8 Mart 2009 Pazar

Efficient Market Theory, EMH

"What is a cynic? A man who knows the price of everthing, and the value of nothing"-Oscar Wilde (from a Random Walk Down Wall Street)
Anyone attempting to profit from some of the abnormal returns associated with return regularities should remember that the idiot of chance will doubt less sprinkle their results with sampling errors.
Much of the research during the 1960s and 1970s was devoted to substantiating the theory of efficient markets. Despite a century and a half of thinking about the way security prices fluctuate, it was not until the early 1960s that the power of computer allowed financial economists or analysts to test their theories with massive empirical data.
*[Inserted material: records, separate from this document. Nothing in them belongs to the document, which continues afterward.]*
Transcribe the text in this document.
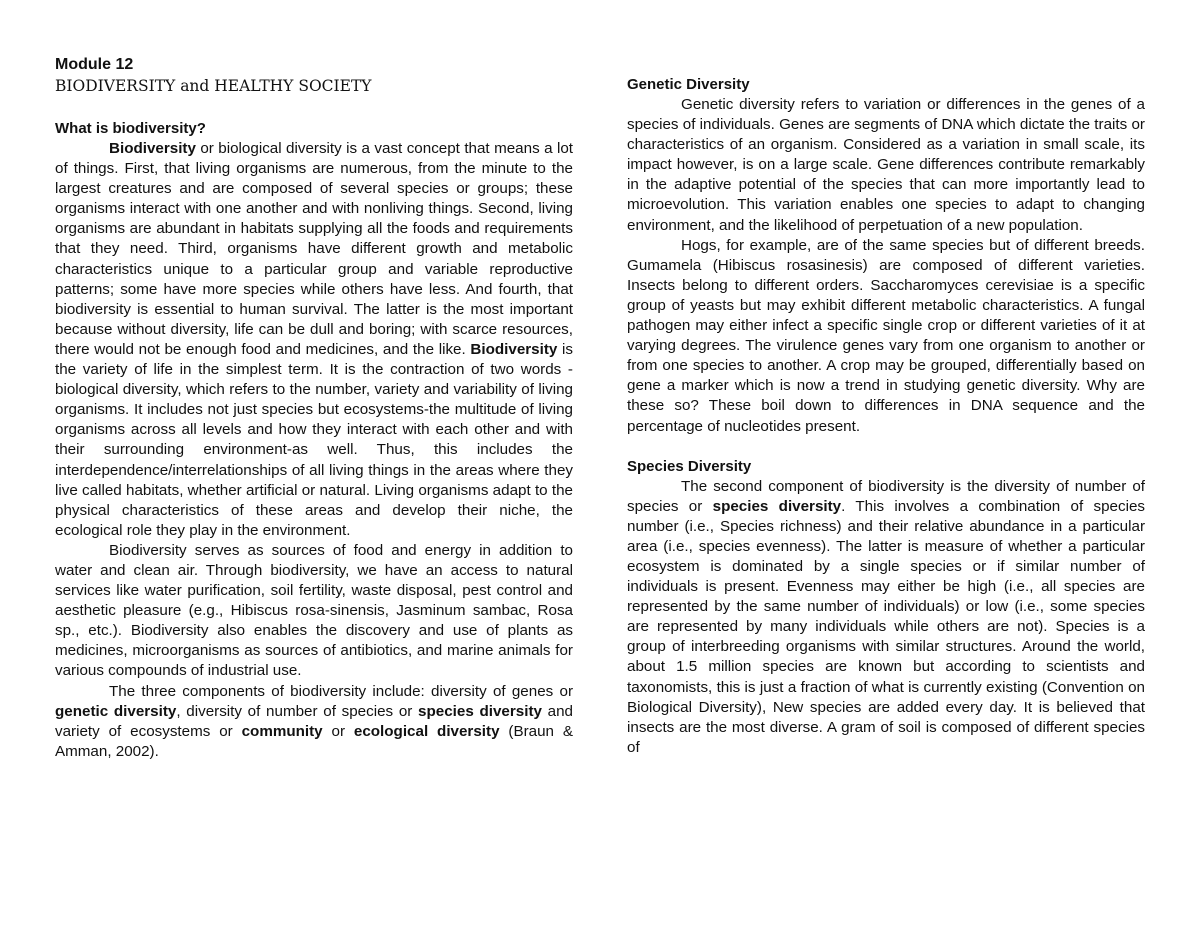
Module 12
BIODIVERSITY and HEALTHY SOCIETY
What is biodiversity?

Biodiversity or biological diversity is a vast concept that means a lot of things. First, that living organisms are numerous, from the minute to the largest creatures and are composed of several species or groups; these organisms interact with one another and with nonliving things. Second, living organisms are abundant in habitats supplying all the foods and requirements that they need. Third, organisms have different growth and metabolic characteristics unique to a particular group and variable reproductive patterns; some have more species while others have less. And fourth, that biodiversity is essential to human survival. The latter is the most important because without diversity, life can be dull and boring; with scarce resources, there would not be enough food and medicines, and the like. Biodiversity is the variety of life in the simplest term. It is the contraction of two words - biological diversity, which refers to the number, variety and variability of living organisms. It includes not just species but ecosystems-the multitude of living organisms across all levels and how they interact with each other and with their surrounding environment-as well. Thus, this includes the interdependence/interrelationships of all living things in the areas where they live called habitats, whether artificial or natural. Living organisms adapt to the physical characteristics of these areas and develop their niche, the ecological role they play in the environment.

Biodiversity serves as sources of food and energy in addition to water and clean air. Through biodiversity, we have an access to natural services like water purification, soil fertility, waste disposal, pest control and aesthetic pleasure (e.g., Hibiscus rosa-sinensis, Jasminum sambac, Rosa sp., etc.). Biodiversity also enables the discovery and use of plants as medicines, microorganisms as sources of antibiotics, and marine animals for various compounds of industrial use.

The three components of biodiversity include: diversity of genes or genetic diversity, diversity of number of species or species diversity and variety of ecosystems or community or ecological diversity (Braun & Amman, 2002).

Genetic Diversity

Genetic diversity refers to variation or differences in the genes of a species of individuals. Genes are segments of DNA which dictate the traits or characteristics of an organism. Considered as a variation in small scale, its impact however, is on a large scale. Gene differences contribute remarkably in the adaptive potential of the species that can more importantly lead to microevolution. This variation enables one species to adapt to changing environment, and the likelihood of perpetuation of a new population.

Hogs, for example, are of the same species but of different breeds. Gumamela (Hibiscus rosasinesis) are composed of different varieties. Insects belong to different orders. Saccharomyces cerevisiae is a specific group of yeasts but may exhibit different metabolic characteristics. A fungal pathogen may either infect a specific single crop or different varieties of it at varying degrees. The virulence genes vary from one organism to another or from one species to another. A crop may be grouped, differentially based on gene a marker which is now a trend in studying genetic diversity. Why are these so? These boil down to differences in DNA sequence and the percentage of nucleotides present.

Species Diversity

The second component of biodiversity is the diversity of number of species or species diversity. This involves a combination of species number (i.e., Species richness) and their relative abundance in a particular area (i.e., species evenness). The latter is measure of whether a particular ecosystem is dominated by a single species or if similar number of individuals is present. Evenness may either be high (i.e., all species are represented by the same number of individuals) or low (i.e., some species are represented by many individuals while others are not). Species is a group of interbreeding organisms with similar structures. Around the world, about 1.5 million species are known but according to scientists and taxonomists, this is just a fraction of what is currently existing (Convention on Biological Diversity), New species are added every day. It is believed that insects are the most diverse. A gram of soil is composed of different species of
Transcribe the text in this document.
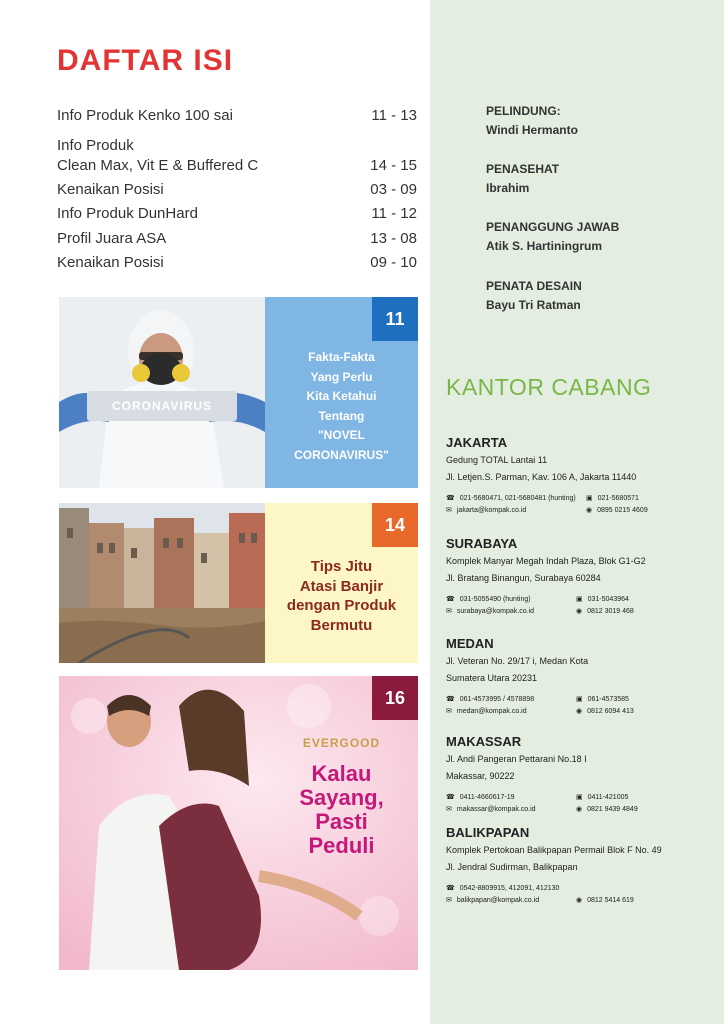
DAFTAR ISI
Info Produk Kenko 100 sai	11 - 13
Info Produk
Clean Max, Vit E & Buffered C	14 - 15
Kenaikan Posisi	03 - 09
Info Produk DunHard	11 - 12
Profil Juara ASA	13 - 08
Kenaikan Posisi	09 - 10
CORONAVIRUS
11
Fakta-Fakta
Yang Perlu
Kita Ketahui
Tentang
"NOVEL
CORONAVIRUS"
14
Tips Jitu
Atasi Banjir
dengan Produk
Bermutu
16
EVERGOOD
Kalau
Sayang,
Pasti
Peduli
PELINDUNG:
Windi Hermanto
PENASEHAT
Ibrahim
PENANGGUNG JAWAB
Atik S. Hartiningrum
PENATA DESAIN
Bayu Tri Ratman
KANTOR CABANG
JAKARTA
Gedung TOTAL Lantai 11
Jl. Letjen.S. Parman, Kav. 106 A, Jakarta 11440
☎ 021-5680471, 021-5680481 (hunting) ▣ 021-5680571
✉ jakarta@kompak.co.id	◉ 0895 0215 4609
SURABAYA
Komplek Manyar Megah Indah Plaza, Blok G1-G2
Jl. Bratang Binangun, Surabaya 60284
☎ 031-5055490 (hunting)	▣ 031-5043964
✉ surabaya@kompak.co.id	◉ 0812 3019 468
MEDAN
Jl. Veteran No. 29/17 i, Medan Kota
Sumatera Utara 20231
☎ 061-4573995 / 4578898	▣ 061-4573585
✉ medan@kompak.co.id	◉ 0812 6094 413
MAKASSAR
Jl. Andi Pangeran Pettarani No.18 I
Makassar, 90222
☎ 0411-4660617-19	▣ 0411-421005
✉ makassar@kompak.co.id	◉ 0821 9439 4849
BALIKPAPAN
Komplek Pertokoan Balikpapan Permail Blok F No. 49
Jl. Jendral Sudirman, Balikpapan
☎ 0542-8809915, 412091, 412130
✉ balikpapan@kompak.co.id	◉ 0812 5414 619
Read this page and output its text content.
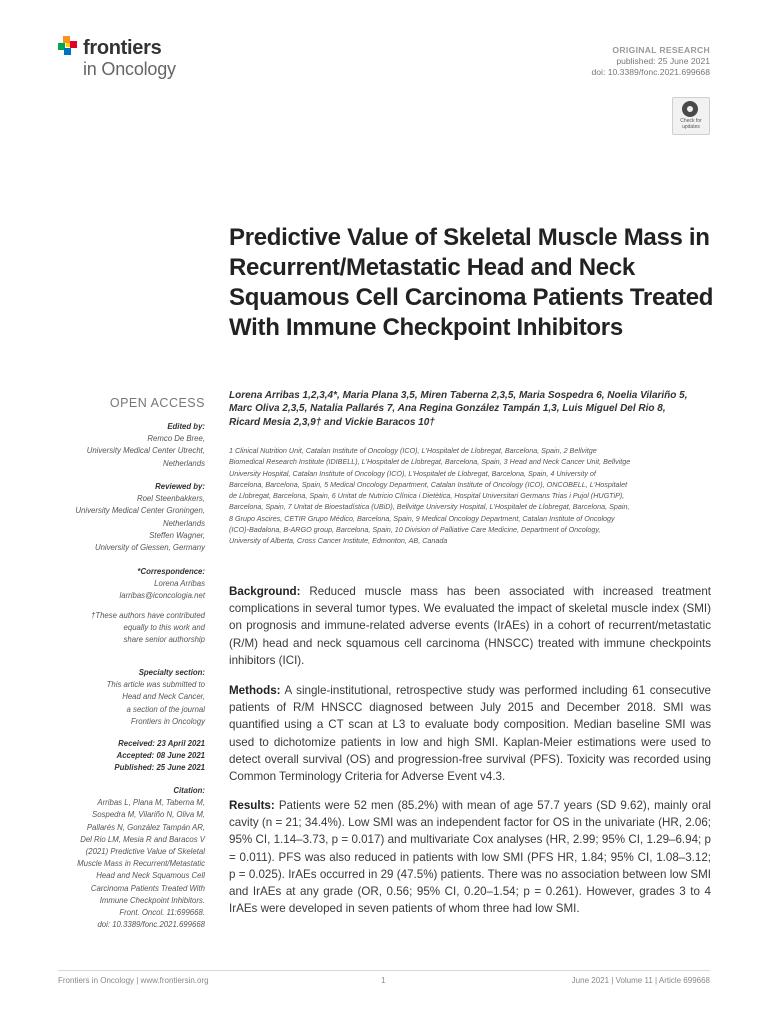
frontiers
in Oncology
ORIGINAL RESEARCH
published: 25 June 2021
doi: 10.3389/fonc.2021.699668
Check for updates
Predictive Value of Skeletal Muscle Mass in Recurrent/Metastatic Head and Neck Squamous Cell Carcinoma Patients Treated With Immune Checkpoint Inhibitors
Lorena Arribas 1,2,3,4*, Maria Plana 3,5, Miren Taberna 2,3,5, Maria Sospedra 6, Noelia Vilariño 5,
Marc Oliva 2,3,5, Natalia Pallarés 7, Ana Regina González Tampán 1,3, Luis Miguel Del Rio 8,
Ricard Mesia 2,3,9† and Vickie Baracos 10†
1 Clinical Nutrition Unit, Catalan Institute of Oncology (ICO), L'Hospitalet de Llobregat, Barcelona, Spain, 2 Bellvitge
Biomedical Research Institute (IDIBELL), L'Hospitalet de Llobregat, Barcelona, Spain, 3 Head and Neck Cancer Unit, Bellvitge
University Hospital, Catalan Institute of Oncology (ICO), L'Hospitalet de Llobregat, Barcelona, Spain, 4 University of
Barcelona, Barcelona, Spain, 5 Medical Oncology Department, Catalan Institute of Oncology (ICO), ONCOBELL, L'Hospitalet
de Llobregat, Barcelona, Spain, 6 Unitat de Nutricio Clínica i Dietètica, Hospital Universitari Germans Trias i Pujol (HUGTiP),
Barcelona, Spain, 7 Unitat de Bioestadística (UBiD), Bellvitge University Hospital, L'Hospitalet de Llobregat, Barcelona, Spain,
8 Grupo Ascires, CETIR Grupo Médico, Barcelona, Spain, 9 Medical Oncology Department, Catalan Institute of Oncology
(ICO)-Badalona, B-ARGO group, Barcelona, Spain, 10 Division of Palliative Care Medicine, Department of Oncology,
University of Alberta, Cross Cancer Institute, Edmonton, AB, Canada
OPEN ACCESS
Edited by:
Remco De Bree,
University Medical Center Utrecht,
Netherlands
Reviewed by:
Roel Steenbakkers,
University Medical Center Groningen,
Netherlands
Steffen Wagner,
University of Giessen, Germany
*Correspondence:
Lorena Arribas
larribas@iconcologia.net
†These authors have contributed
equally to this work and
share senior authorship
Specialty section:
This article was submitted to
Head and Neck Cancer,
a section of the journal
Frontiers in Oncology
Received: 23 April 2021
Accepted: 08 June 2021
Published: 25 June 2021
Citation:
Arribas L, Plana M, Taberna M,
Sospedra M, Vilariño N, Oliva M,
Pallarés N, González Tampán AR,
Del Rio LM, Mesia R and Baracos V
(2021) Predictive Value of Skeletal
Muscle Mass in Recurrent/Metastatic
Head and Neck Squamous Cell
Carcinoma Patients Treated With
Immune Checkpoint Inhibitors.
Front. Oncol. 11:699668.
doi: 10.3389/fonc.2021.699668
Background: Reduced muscle mass has been associated with increased treatment complications in several tumor types. We evaluated the impact of skeletal muscle index (SMI) on prognosis and immune-related adverse events (IrAEs) in a cohort of recurrent/metastatic (R/M) head and neck squamous cell carcinoma (HNSCC) treated with immune checkpoints inhibitors (ICI).
Methods: A single-institutional, retrospective study was performed including 61 consecutive patients of R/M HNSCC diagnosed between July 2015 and December 2018. SMI was quantified using a CT scan at L3 to evaluate body composition. Median baseline SMI was used to dichotomize patients in low and high SMI. Kaplan-Meier estimations were used to detect overall survival (OS) and progression-free survival (PFS). Toxicity was recorded using Common Terminology Criteria for Adverse Event v4.3.
Results: Patients were 52 men (85.2%) with mean of age 57.7 years (SD 9.62), mainly oral cavity (n = 21; 34.4%). Low SMI was an independent factor for OS in the univariate (HR, 2.06; 95% CI, 1.14–3.73, p = 0.017) and multivariate Cox analyses (HR, 2.99; 95% CI, 1.29–6.94; p = 0.011). PFS was also reduced in patients with low SMI (PFS HR, 1.84; 95% CI, 1.08–3.12; p = 0.025). IrAEs occurred in 29 (47.5%) patients. There was no association between low SMI and IrAEs at any grade (OR, 0.56; 95% CI, 0.20–1.54; p = 0.261). However, grades 3 to 4 IrAEs were developed in seven patients of whom three had low SMI.
Frontiers in Oncology | www.frontiersin.org	1	June 2021 | Volume 11 | Article 699668
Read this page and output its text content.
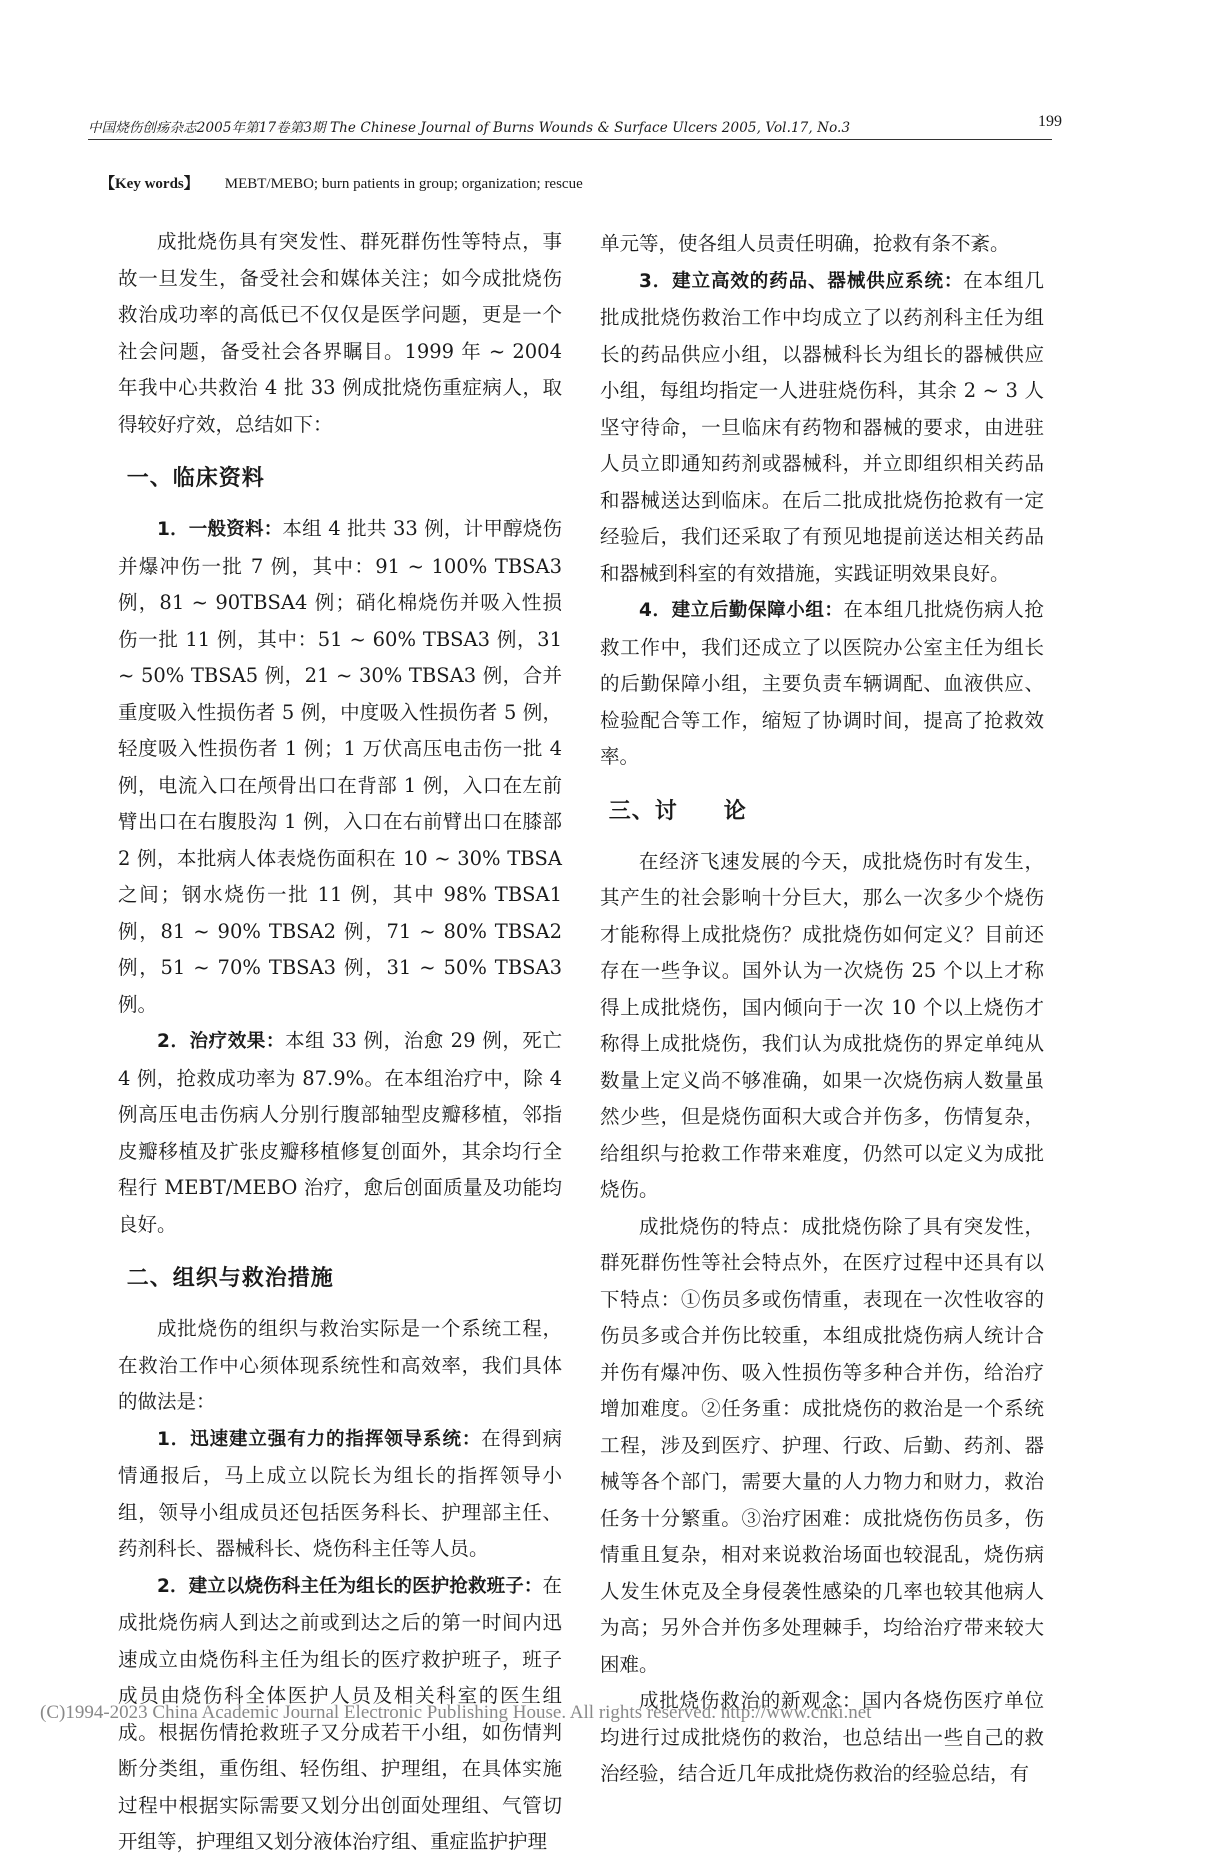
中国烧伤创疡杂志2005年第17卷第3期 The Chinese Journal of Burns Wounds & Surface Ulcers 2005, Vol.17, No.3	199
【Key words】 MEBT/MEBO; burn patients in group; organization; rescue

成批烧伤具有突发性、群死群伤性等特点，事故一旦发生，备受社会和媒体关注；如今成批烧伤救治成功率的高低已不仅仅是医学问题，更是一个社会问题，备受社会各界瞩目。1999 年 ~ 2004 年我中心共救治 4 批 33 例成批烧伤重症病人，取得较好疗效，总结如下：

一、临床资料

1．一般资料：本组 4 批共 33 例，计甲醇烧伤并爆冲伤一批 7 例，其中：91 ~ 100% TBSA3 例，81 ~ 90TBSA4 例；硝化棉烧伤并吸入性损伤一批 11 例，其中：51 ~ 60% TBSA3 例，31 ~ 50% TBSA5 例，21 ~ 30% TBSA3 例，合并重度吸入性损伤者 5 例，中度吸入性损伤者 5 例，轻度吸入性损伤者 1 例；1 万伏高压电击伤一批 4 例，电流入口在颅骨出口在背部 1 例，入口在左前臂出口在右腹股沟 1 例，入口在右前臂出口在膝部 2 例，本批病人体表烧伤面积在 10 ~ 30% TBSA 之间；钢水烧伤一批 11 例，其中 98% TBSA1 例，81 ~ 90% TBSA2 例，71 ~ 80% TBSA2 例，51 ~ 70% TBSA3 例，31 ~ 50% TBSA3 例。

2．治疗效果：本组 33 例，治愈 29 例，死亡 4 例，抢救成功率为 87.9%。在本组治疗中，除 4 例高压电击伤病人分别行腹部轴型皮瓣移植，邻指皮瓣移植及扩张皮瓣移植修复创面外，其余均行全程行 MEBT/MEBO 治疗，愈后创面质量及功能均良好。

二、组织与救治措施

成批烧伤的组织与救治实际是一个系统工程，在救治工作中心须体现系统性和高效率，我们具体的做法是：

1．迅速建立强有力的指挥领导系统：在得到病情通报后，马上成立以院长为组长的指挥领导小组，领导小组成员还包括医务科长、护理部主任、药剂科长、器械科长、烧伤科主任等人员。

2．建立以烧伤科主任为组长的医护抢救班子：在成批烧伤病人到达之前或到达之后的第一时间内迅速成立由烧伤科主任为组长的医疗救护班子，班子成员由烧伤科全体医护人员及相关科室的医生组成。根据伤情抢救班子又分成若干小组，如伤情判断分类组，重伤组、轻伤组、护理组，在具体实施过程中根据实际需要又划分出创面处理组、气管切开组等，护理组又划分液体治疗组、重症监护护理

单元等，使各组人员责任明确，抢救有条不紊。

3．建立高效的药品、器械供应系统：在本组几批成批烧伤救治工作中均成立了以药剂科主任为组长的药品供应小组，以器械科长为组长的器械供应小组，每组均指定一人进驻烧伤科，其余 2 ~ 3 人坚守待命，一旦临床有药物和器械的要求，由进驻人员立即通知药剂或器械科，并立即组织相关药品和器械送达到临床。在后二批成批烧伤抢救有一定经验后，我们还采取了有预见地提前送达相关药品和器械到科室的有效措施，实践证明效果良好。

4．建立后勤保障小组：在本组几批烧伤病人抢救工作中，我们还成立了以医院办公室主任为组长的后勤保障小组，主要负责车辆调配、血液供应、检验配合等工作，缩短了协调时间，提高了抢救效率。

三、讨　　论

在经济飞速发展的今天，成批烧伤时有发生，其产生的社会影响十分巨大，那么一次多少个烧伤才能称得上成批烧伤？成批烧伤如何定义？目前还存在一些争议。国外认为一次烧伤 25 个以上才称得上成批烧伤，国内倾向于一次 10 个以上烧伤才称得上成批烧伤，我们认为成批烧伤的界定单纯从数量上定义尚不够准确，如果一次烧伤病人数量虽然少些，但是烧伤面积大或合并伤多，伤情复杂，给组织与抢救工作带来难度，仍然可以定义为成批烧伤。

成批烧伤的特点：成批烧伤除了具有突发性，群死群伤性等社会特点外，在医疗过程中还具有以下特点：①伤员多或伤情重，表现在一次性收容的伤员多或合并伤比较重，本组成批烧伤病人统计合并伤有爆冲伤、吸入性损伤等多种合并伤，给治疗增加难度。②任务重：成批烧伤的救治是一个系统工程，涉及到医疗、护理、行政、后勤、药剂、器械等各个部门，需要大量的人力物力和财力，救治任务十分繁重。③治疗困难：成批烧伤伤员多，伤情重且复杂，相对来说救治场面也较混乱，烧伤病人发生休克及全身侵袭性感染的几率也较其他病人为高；另外合并伤多处理棘手，均给治疗带来较大困难。

成批烧伤救治的新观念：国内各烧伤医疗单位均进行过成批烧伤的救治，也总结出一些自己的救治经验，结合近几年成批烧伤救治的经验总结，有

(C)1994-2023 China Academic Journal Electronic Publishing House. All rights reserved. http://www.cnki.net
Market professionals, even some academics joined the professionals, in arguing that the stock market was predictable, and hence these professionals arm themselves against the academic onslaught with one of two techniques called fundamental analysis and technical analysis.¹
The efficient markets theory makes statements about what information is reflected in security prices. The statement that market prices instantaneously and fully reflect all relevant available information is known as the Efficient Market Hypothesis (EMH).²
The efficient market theory is broken down into three hypotheses:
  • The weak form of the efficient markets hypothesis which states that security prices reflect all historical information. If this hypothesis is true, then technical analysis, which is practiced by thousands of people, would not be a worthwhile activity;
  • The semi-strong form of the efficient markets hypothesis stipulates that all public information has its effect on market prices. No valuable investment information could be gained from reading such sources as the Wall Street Journal or Standard & Poor's publications if this hypothesis is accurate;
  • The strong form of the efficient markets hypothesis requires that security prices reflect all information.
Numerous scientific empirical studies confirmed a surprisingly large number of implications of the three hypotheses, as described above. However, some anomalies that emerged over a long period of time unable to violate the efficient market theory.

Many new anomalies that discovered during the 1980s and latter were reported by the researchers. These anomalies, namely: within-the-month return patterns, sales:price ratio effects, cash-flow:price ratio effects, agency effects, earnings controversy effects, earnings surprise effects, forecasted trends in earning effects, firm-size effects, neglect effects, day-of-the week effects, time-of-the day effects, book-value-to-price ratio effects, relative strength effects, residual reversal effects, and many other anomalies were reported.

However, these highly respected financial engineering studies did not uncover any get quick-rich opportunities. The anomalies yielded additional rates of return that, if they were statistically significant, could be measured in basis points. That is; abnormal returns that could be obtained by investing in stocks with return regularities in basis point, one one-hundredth of 1 percent. Earning incremental gains that measured in basis points is not a way to get rich quick.

These anomalies are very difficult for investors to capture because of computational problems. Nevertheless, the number of persistent anomalies that have been uncovered blemishes the efficient markets theory as a descriptive of reality.
These findings do not negate the value of the efficient markets model. It is costly to implement trading strategies that are design to benefit from the anomalies in the efficient markets theory. Without the sophisticated and costly resources needed to implement these strategies, investors and financial engineers are well advised to act as if the efficient markets theory were descriptive of reality.

The efficient market theory simply says that "you cannot expect to get something for nothing"; and that, anyone attempting to profit from some of the abnormal returns associated with return regularities should remember that the idiot of chance will doubt less sprinkle their results with sampling errors.

The random walk theory also confirmed the similar conclusion:"short-run changes in stock prices cannot be predicted; that is, future steps or directions of stock prices cannot be predicted on the basis of past actions, and so investment advisory services, earning predictions, and complicated chart patterns are useless".

Both fundamental analysis and technical analysis are useless in predicting the future steps or directions of stock prices. This means that "a blindfolded monkey, bare-assed apes- throwing darts at a newspaper's financial pages could select a portfolio that would do just as well as one carefully selected by the experts".
BIBLIOGRAPHY:
1. Urem, Hakan (1998),"Essay on Economics of Finance and Investment", Middlesex University. 2. Burton G. Malkiel "A Random Walk Down Wall Street", W.W. Norton & Company publication, 1996.
3.Fama,Eugene "Effcient Capital Markets II", Journal of Finance,26, no 5 (Dec.1991).
4. Fama, Eugene "The Behaviour of Stock Market Prices", Journal of Business,38 (Jan.1965).
5. Edwin J. Elton, Gruber Martin J. "Modern Portfolio Theory and Investment Analysis", fifth edition, John Wiley & Sons Publication, 1995.
FOOTNOTES:
1 Financial analysts that immersed in complex equations and greek symbols are useless in predicting the future steps or directions of stock prices.

² If this statement is true, then it means that the market prices of securities will always equal the fair or fundamental values, or that, if market and fundamental prices are not equal, then the difference between them is sufficiently small that, given transaction costs, this difference cannot be exploited profitably. If the EMH is true, then securities markets on average will be in continues stochastic equilibrium.